A narrowing spread between bond yields and companies’ earnings yields – currently at 5.4 percent for the S&P 500 index – prompts asset allocation changes between equities and fixed income.

That, along with a reversal of bets on low volatility drew the three major U.S. indexes to correction territory last week, measured by a 10 percent decline from their record highs.

Wall Street’s fear gauge, VIX, short for the CBOE Volatility index <.VIX> was last at 27.63 on Monday, more than double its 50-day moving average but trading in a narrow 2-point range.

President Donald Trump will unveil his second budget later in the afternoon. The plan includes $200 billion for infrastructure spending and more than $23 billion for border security and immigration enforcement.

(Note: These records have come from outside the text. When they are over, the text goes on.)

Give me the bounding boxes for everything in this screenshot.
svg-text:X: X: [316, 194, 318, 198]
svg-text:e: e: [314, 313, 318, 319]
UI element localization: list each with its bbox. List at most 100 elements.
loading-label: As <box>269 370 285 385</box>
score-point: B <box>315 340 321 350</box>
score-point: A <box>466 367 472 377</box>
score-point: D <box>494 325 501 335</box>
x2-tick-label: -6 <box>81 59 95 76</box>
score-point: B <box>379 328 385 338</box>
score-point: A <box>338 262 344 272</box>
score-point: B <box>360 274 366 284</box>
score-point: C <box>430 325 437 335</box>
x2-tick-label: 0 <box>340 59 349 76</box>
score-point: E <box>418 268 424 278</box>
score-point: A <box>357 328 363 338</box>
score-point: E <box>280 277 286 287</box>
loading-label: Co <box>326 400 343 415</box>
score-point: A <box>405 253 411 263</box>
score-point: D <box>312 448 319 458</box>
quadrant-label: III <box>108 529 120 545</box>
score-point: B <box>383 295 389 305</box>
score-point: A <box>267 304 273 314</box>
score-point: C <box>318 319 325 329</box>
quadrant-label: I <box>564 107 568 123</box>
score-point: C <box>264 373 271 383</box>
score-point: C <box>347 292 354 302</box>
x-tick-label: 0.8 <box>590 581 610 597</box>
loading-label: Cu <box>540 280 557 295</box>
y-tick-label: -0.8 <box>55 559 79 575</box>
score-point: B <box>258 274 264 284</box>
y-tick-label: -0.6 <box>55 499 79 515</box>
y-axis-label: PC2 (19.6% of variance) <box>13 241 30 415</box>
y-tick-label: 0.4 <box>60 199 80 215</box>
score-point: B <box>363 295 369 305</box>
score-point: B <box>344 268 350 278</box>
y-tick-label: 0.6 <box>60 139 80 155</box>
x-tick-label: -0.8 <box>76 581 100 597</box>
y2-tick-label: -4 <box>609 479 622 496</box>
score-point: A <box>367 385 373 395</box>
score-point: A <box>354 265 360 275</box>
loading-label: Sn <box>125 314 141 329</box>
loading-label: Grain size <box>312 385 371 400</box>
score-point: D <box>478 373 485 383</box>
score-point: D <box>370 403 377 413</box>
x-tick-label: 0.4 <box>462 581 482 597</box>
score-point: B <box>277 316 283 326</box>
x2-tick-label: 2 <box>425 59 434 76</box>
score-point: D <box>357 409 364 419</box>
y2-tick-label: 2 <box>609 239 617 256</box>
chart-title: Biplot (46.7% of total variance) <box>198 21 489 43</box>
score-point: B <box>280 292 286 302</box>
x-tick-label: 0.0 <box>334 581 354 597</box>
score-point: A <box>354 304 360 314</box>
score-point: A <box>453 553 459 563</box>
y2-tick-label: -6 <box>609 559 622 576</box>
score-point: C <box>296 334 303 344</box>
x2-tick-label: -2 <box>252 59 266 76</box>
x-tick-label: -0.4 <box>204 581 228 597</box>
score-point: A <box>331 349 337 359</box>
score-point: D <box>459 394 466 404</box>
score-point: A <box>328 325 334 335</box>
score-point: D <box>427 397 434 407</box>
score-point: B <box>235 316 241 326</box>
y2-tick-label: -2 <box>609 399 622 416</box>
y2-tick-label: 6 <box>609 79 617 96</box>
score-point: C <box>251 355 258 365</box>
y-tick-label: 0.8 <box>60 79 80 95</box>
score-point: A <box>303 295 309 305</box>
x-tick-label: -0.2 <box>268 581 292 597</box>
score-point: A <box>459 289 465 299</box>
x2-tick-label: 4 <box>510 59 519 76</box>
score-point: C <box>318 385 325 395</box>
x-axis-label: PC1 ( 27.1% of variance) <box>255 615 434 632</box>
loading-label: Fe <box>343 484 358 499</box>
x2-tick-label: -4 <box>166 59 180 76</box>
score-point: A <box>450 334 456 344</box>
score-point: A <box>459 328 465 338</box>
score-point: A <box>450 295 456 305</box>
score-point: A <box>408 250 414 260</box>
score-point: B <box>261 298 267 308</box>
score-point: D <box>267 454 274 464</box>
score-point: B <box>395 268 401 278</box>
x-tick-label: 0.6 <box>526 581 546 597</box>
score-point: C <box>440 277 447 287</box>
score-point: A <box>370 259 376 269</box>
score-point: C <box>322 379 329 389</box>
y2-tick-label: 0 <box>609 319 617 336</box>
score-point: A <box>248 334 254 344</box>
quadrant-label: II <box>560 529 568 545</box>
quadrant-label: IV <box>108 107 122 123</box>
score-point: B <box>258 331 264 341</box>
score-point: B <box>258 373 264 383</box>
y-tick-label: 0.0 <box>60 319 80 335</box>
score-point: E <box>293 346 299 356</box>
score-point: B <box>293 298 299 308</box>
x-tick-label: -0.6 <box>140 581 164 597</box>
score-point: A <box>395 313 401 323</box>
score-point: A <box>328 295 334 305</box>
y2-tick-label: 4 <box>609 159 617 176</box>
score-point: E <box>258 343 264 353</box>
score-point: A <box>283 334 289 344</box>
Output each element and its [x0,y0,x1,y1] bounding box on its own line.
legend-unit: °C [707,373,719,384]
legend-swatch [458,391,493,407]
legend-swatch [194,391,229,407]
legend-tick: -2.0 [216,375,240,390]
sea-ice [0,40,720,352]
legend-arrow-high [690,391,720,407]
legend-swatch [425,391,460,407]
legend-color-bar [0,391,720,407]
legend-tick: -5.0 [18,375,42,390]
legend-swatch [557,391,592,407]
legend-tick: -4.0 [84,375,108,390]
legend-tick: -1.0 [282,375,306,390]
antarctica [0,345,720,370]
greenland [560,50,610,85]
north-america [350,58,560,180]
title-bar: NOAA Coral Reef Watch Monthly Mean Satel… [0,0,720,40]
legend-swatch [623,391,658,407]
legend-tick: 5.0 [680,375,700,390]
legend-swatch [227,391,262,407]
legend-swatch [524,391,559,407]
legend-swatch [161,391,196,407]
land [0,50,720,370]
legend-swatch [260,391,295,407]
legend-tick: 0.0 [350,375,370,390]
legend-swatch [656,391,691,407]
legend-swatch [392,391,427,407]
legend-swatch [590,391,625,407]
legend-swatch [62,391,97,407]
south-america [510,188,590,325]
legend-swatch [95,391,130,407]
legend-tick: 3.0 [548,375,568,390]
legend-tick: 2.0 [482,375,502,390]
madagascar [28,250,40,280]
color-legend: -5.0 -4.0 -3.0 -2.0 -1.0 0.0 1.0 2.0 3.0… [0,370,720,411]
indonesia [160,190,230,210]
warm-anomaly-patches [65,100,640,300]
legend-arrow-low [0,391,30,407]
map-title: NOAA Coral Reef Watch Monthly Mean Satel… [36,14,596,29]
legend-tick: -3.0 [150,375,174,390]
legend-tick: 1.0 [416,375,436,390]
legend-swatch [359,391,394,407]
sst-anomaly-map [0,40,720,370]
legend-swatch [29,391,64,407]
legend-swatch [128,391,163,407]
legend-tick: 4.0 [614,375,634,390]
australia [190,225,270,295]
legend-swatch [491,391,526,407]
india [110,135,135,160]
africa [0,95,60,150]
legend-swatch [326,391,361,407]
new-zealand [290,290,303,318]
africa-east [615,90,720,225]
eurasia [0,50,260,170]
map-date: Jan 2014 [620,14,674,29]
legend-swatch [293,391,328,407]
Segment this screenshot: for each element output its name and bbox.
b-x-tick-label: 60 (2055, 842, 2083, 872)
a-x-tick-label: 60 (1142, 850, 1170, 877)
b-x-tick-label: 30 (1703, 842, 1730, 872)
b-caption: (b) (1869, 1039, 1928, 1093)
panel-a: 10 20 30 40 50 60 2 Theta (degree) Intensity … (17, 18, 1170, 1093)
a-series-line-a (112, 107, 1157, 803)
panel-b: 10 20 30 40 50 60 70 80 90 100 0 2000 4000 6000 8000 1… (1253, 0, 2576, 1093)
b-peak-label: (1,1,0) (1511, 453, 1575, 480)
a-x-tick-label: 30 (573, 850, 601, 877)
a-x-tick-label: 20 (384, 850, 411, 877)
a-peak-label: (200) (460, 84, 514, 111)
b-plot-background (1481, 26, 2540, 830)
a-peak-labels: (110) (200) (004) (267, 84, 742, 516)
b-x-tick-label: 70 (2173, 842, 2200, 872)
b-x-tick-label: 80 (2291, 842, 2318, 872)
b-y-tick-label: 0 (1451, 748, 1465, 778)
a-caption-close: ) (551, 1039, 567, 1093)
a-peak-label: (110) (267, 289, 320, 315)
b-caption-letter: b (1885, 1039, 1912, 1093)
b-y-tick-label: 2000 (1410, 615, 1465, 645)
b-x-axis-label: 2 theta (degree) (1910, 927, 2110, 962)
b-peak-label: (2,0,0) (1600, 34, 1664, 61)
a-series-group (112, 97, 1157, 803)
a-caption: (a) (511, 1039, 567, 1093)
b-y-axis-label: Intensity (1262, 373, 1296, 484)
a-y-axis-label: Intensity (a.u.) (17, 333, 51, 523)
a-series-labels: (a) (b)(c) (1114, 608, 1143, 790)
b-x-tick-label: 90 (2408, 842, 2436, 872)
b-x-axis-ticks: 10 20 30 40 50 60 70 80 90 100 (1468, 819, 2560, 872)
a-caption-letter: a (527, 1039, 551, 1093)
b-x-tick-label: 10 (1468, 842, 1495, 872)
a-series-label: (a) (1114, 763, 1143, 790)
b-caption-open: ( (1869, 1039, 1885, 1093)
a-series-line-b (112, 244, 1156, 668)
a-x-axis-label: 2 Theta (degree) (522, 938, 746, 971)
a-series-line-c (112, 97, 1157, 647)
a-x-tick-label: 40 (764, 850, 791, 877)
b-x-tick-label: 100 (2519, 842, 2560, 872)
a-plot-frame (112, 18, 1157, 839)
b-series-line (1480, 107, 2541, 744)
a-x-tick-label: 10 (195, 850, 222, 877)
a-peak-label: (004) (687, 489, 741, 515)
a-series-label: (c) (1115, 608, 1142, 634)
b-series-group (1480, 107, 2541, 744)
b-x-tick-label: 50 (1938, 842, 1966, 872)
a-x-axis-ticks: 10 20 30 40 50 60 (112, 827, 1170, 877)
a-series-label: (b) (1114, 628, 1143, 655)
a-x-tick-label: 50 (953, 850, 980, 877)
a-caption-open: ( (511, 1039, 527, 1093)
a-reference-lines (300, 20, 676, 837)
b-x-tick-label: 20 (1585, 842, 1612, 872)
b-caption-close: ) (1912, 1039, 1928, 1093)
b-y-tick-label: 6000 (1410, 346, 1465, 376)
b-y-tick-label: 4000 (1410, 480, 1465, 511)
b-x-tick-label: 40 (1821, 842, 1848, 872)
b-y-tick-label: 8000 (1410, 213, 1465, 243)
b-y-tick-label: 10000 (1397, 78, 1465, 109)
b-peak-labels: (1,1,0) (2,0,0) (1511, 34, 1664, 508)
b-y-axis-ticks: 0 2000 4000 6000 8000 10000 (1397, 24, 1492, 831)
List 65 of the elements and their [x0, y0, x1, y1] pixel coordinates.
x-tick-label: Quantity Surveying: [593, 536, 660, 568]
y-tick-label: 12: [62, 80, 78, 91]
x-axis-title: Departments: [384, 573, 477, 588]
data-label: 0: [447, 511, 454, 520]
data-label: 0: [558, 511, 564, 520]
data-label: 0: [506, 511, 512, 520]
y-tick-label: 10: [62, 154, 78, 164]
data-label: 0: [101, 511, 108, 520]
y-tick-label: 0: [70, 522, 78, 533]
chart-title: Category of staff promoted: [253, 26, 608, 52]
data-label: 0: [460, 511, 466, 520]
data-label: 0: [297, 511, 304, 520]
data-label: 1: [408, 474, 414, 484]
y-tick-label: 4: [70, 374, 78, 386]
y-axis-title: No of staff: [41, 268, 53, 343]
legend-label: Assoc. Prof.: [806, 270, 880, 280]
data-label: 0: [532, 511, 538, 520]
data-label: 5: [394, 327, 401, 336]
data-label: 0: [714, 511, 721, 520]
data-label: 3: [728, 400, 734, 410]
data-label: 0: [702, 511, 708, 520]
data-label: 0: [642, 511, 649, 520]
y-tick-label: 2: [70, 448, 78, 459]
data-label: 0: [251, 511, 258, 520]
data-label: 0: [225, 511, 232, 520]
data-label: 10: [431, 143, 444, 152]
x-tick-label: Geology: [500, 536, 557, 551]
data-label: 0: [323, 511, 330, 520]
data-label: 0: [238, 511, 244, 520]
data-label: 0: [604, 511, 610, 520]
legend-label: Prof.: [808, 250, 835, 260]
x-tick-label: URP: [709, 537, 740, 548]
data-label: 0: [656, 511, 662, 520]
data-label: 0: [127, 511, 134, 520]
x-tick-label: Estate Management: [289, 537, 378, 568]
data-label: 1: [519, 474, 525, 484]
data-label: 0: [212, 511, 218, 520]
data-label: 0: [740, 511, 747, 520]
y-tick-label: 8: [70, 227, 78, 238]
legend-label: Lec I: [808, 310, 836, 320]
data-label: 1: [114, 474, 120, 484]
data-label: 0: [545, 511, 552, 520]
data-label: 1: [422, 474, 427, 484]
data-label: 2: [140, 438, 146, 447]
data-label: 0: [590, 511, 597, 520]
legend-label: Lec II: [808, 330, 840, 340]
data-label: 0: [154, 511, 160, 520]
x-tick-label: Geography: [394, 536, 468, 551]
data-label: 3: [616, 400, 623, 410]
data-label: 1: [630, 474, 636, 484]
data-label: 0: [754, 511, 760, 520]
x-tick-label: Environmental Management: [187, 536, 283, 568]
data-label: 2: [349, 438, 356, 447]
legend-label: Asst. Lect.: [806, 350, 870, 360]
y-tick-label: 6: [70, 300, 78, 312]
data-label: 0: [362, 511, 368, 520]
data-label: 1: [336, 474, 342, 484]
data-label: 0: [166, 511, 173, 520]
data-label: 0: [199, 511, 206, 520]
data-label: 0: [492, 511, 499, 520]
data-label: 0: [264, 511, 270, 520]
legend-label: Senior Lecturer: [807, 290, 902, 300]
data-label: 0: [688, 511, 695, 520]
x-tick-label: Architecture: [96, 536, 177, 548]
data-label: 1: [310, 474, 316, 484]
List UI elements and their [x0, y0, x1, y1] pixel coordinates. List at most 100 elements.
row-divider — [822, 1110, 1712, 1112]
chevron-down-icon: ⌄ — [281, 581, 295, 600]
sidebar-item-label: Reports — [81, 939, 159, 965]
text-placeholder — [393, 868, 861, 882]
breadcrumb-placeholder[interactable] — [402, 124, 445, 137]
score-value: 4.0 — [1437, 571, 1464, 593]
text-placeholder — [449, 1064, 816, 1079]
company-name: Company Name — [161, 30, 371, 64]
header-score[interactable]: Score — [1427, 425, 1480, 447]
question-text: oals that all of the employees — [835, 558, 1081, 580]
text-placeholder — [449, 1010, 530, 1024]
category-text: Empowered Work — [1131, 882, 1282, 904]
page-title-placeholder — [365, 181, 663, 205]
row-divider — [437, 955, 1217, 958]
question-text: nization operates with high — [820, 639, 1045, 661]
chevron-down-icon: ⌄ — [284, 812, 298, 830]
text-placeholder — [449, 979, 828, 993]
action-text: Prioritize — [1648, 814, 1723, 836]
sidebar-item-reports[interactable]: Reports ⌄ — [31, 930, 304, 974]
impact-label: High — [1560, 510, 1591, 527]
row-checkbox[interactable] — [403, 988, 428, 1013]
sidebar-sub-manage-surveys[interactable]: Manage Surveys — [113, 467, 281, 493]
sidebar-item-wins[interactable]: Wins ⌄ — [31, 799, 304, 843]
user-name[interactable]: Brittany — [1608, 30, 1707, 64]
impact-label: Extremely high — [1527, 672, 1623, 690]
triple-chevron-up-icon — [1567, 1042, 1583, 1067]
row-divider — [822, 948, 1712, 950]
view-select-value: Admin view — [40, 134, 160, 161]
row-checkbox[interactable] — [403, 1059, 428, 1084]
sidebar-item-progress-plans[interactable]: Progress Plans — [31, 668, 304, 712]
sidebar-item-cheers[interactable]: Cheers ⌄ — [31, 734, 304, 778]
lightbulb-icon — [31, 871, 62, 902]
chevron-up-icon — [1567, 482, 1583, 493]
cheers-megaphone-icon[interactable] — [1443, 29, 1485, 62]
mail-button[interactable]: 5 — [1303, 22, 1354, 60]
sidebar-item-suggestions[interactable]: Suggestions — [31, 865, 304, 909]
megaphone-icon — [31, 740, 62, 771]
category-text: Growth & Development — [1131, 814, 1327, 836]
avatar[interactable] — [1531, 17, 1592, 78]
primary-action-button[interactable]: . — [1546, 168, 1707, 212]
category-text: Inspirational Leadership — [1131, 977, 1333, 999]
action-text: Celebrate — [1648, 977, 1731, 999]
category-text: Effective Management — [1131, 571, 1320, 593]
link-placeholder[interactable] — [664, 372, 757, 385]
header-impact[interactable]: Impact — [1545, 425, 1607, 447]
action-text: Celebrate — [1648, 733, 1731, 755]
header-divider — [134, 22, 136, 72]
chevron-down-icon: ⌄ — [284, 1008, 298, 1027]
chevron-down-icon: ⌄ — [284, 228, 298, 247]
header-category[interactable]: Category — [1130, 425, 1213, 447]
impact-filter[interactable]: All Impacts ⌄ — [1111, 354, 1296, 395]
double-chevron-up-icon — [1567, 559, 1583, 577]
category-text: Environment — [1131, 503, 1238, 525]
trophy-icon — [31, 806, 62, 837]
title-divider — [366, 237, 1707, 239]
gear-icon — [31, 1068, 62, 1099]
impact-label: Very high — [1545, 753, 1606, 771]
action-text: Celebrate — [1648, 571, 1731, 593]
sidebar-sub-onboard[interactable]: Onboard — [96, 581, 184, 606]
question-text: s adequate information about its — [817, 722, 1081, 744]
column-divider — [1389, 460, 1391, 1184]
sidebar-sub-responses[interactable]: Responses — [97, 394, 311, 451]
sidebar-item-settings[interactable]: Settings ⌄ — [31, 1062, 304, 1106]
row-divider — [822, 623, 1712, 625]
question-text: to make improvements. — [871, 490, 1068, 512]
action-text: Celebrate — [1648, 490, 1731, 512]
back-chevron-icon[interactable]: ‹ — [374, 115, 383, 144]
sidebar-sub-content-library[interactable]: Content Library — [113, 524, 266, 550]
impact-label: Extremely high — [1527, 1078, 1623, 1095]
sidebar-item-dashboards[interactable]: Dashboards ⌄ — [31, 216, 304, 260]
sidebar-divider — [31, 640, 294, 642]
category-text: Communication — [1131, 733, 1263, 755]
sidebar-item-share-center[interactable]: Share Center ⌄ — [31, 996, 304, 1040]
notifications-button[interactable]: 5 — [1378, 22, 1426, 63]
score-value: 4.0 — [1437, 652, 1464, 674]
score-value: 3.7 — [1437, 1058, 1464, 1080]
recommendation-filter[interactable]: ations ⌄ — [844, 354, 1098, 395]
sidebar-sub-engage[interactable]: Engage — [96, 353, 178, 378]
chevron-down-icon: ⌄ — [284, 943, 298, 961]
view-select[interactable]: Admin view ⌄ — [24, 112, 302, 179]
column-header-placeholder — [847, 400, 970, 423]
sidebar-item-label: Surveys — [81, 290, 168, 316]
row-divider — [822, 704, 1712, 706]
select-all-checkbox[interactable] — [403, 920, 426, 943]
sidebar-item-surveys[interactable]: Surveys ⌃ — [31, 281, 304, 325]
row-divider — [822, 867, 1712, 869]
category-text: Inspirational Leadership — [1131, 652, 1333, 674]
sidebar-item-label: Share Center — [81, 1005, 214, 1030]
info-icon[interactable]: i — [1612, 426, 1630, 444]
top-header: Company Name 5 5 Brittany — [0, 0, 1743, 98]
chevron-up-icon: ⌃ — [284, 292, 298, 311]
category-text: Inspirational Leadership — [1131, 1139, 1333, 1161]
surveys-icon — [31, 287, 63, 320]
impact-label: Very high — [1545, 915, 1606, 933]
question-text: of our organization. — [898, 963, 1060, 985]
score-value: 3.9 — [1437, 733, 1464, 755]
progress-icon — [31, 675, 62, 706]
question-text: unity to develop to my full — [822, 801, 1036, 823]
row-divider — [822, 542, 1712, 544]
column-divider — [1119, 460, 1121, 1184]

The infrastructure and tax plans have been the key drivers of the so-called Trump rally – the U.S. market’s relentless rise since Trump’s election in 2016.

The materials <.SPLRCM> and the industrials <.SPLRCI> were both up more than 1 percent. The top S&P sector gainer, however, was energy <.SPNY>, which jumped 1.87 percent as oil prices rose nearly 2 percent. [O/R]

Among stocks, General Dynamics <GD.N> fell 0.5 percent after the U.S. defense contractor said it would buy smaller rival CSRA <CSRA.N> for about $6.8 billion. CSRA soared 32 percent.

Cisco was up 2.7 percent and American Express <AXP.N> gained 1.5 percent after Instinet upgraded the two Dow components to “buy”.

Advancing issues outnumbered decliners on the NYSE by 2,076 to 538. On the Nasdaq, 1,894 issues rose and 562 fell.